Releases have been moved to their relative GitHub repository utilizing the releases feature. Inline with this, the upgrade mechanisms (client, relay) have been updated accordingly.

Note: The automatically built binaries have been mirrored to /dist to enable inline upgrades of existing client / relay deployments.

Documentation and issue tracking

Each repository now has a README.md housing the specific components documentation. The old documentation will be removed or updated shortly.

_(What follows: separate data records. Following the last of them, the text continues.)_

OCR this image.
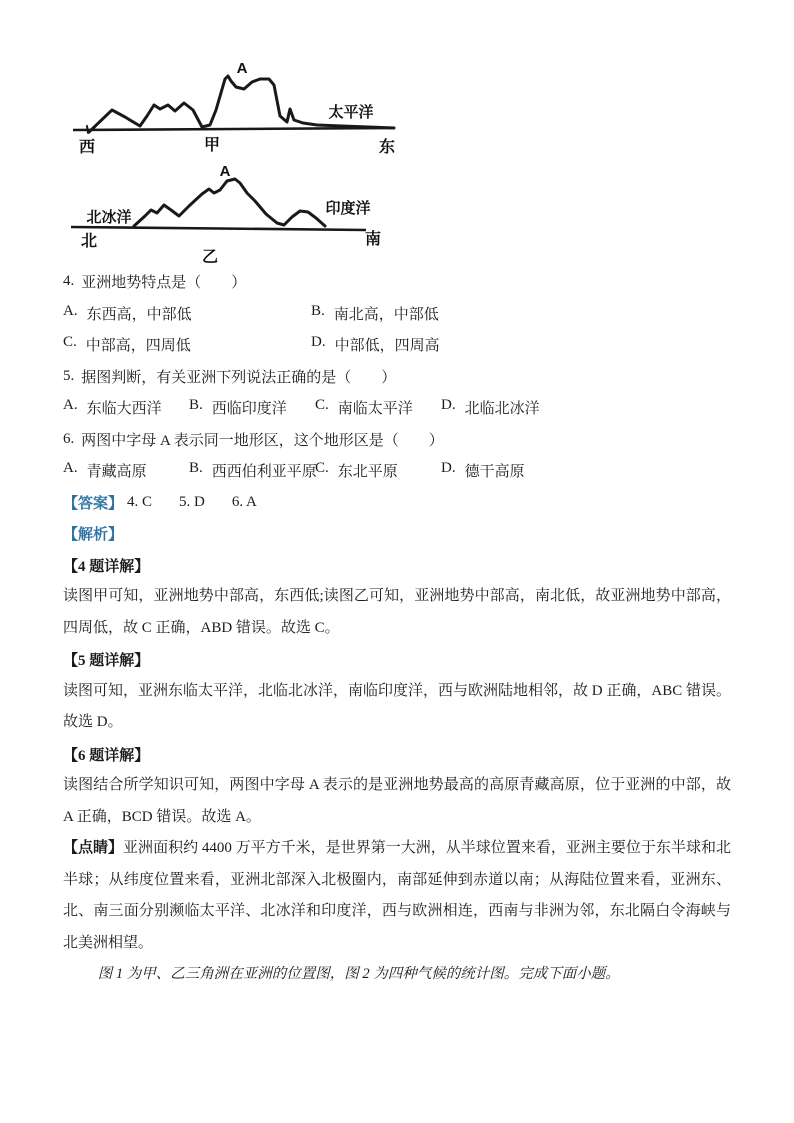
A
太平洋
西	甲	东
A
北冰洋
印度洋
北
乙
南
4. 亚洲地势特点是（　　）
A. 东西高，中部低	B. 南北高，中部低
C. 中部高，四周低	D. 中部低，四周高
5. 据图判断，有关亚洲下列说法正确的是（　　）
A. 东临大西洋 B. 西临印度洋 C. 南临太平洋 D. 北临北冰洋
6. 两图中字母 A 表示同一地形区，这个地形区是（　　）
A. 青藏高原	B. 西西伯利亚平原
C. 东北平原	D. 德干高原
【答案】 4. C 5. D 6. A
【解析】
【4 题详解】

读图甲可知，亚洲地势中部高，东西低;读图乙可知，亚洲地势中部高，南北低，故亚洲地势中部高，四周低，故 C 正确，ABD 错误。故选 C。

【5 题详解】

读图可知，亚洲东临太平洋，北临北冰洋，南临印度洋，西与欧洲陆地相邻，故 D 正确，ABC 错误。故选 D。

【6 题详解】

读图结合所学知识可知，两图中字母 A 表示的是亚洲地势最高的高原青藏高原，位于亚洲的中部，故 A 正确，BCD 错误。故选 A。

【点睛】亚洲面积约 4400 万平方千米，是世界第一大洲，从半球位置来看，亚洲主要位于东半球和北半球；从纬度位置来看，亚洲北部深入北极圈内，南部延伸到赤道以南；从海陆位置来看，亚洲东、北、南三面分别濒临太平洋、北冰洋和印度洋，西与欧洲相连，西南与非洲为邻，东北隔白令海峡与北美洲相望。

图 1 为甲、乙三角洲在亚洲的位置图，图 2 为四种气候的统计图。完成下面小题。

Issues will now be tracked per repository using the GitHub issue tracker feature.

Upgrades

Note: When upgrading the wireleap client - if wireleap_tun is owned by root, it should be removed prior to performing an inline upgrade:

sudo rm $HOME/wireleap/wireleap_tun
wireleap upgrade

Changes

wireleap

  • Technical release after code refactoring (mono-repo split).
  • Depends on wireleap/common v0.1.0.
  • Upgrade URL endpoint updated to GitHub releases.
  • Required removal of wireleap_tun if root owned prior to upgrade.
  • Imported get.sh convenience script, updated for GitHub releases.
  • Added missing stop sub-command to help tun.

wireleap-relay

  • Technical release after code refactoring (mono-repo split).
  • Depends on wireleap/common v0.1.0.
  • Upgrade URL endpoint updated to GitHub releases.

wireleap-contract

  • Technical release after code refactoring (mono-repo split).
  • Depends on wireleap/common v0.1.0.

wireleap-auth

  • Technical release after code refactoring (mono-repo split).
  • Depends on wireleap/common v0.1.0.

wireleap-dir

  • Technical release after code refactoring (mono-repo split).
  • Depends on wireleap/common v0.1.0.

ps-dummy

  • Technical release after code refactoring (mono-repo split).
  • Depends on wireleap/common v0.1.0.

ps-stripe

  • Technical release after code refactoring (mono-repo split).
  • Depends on wireleap/common v0.1.0.
  • Updated templates for new download and documentation locations.

localtestnet

  • Technical release after code refactoring (mono-repo split).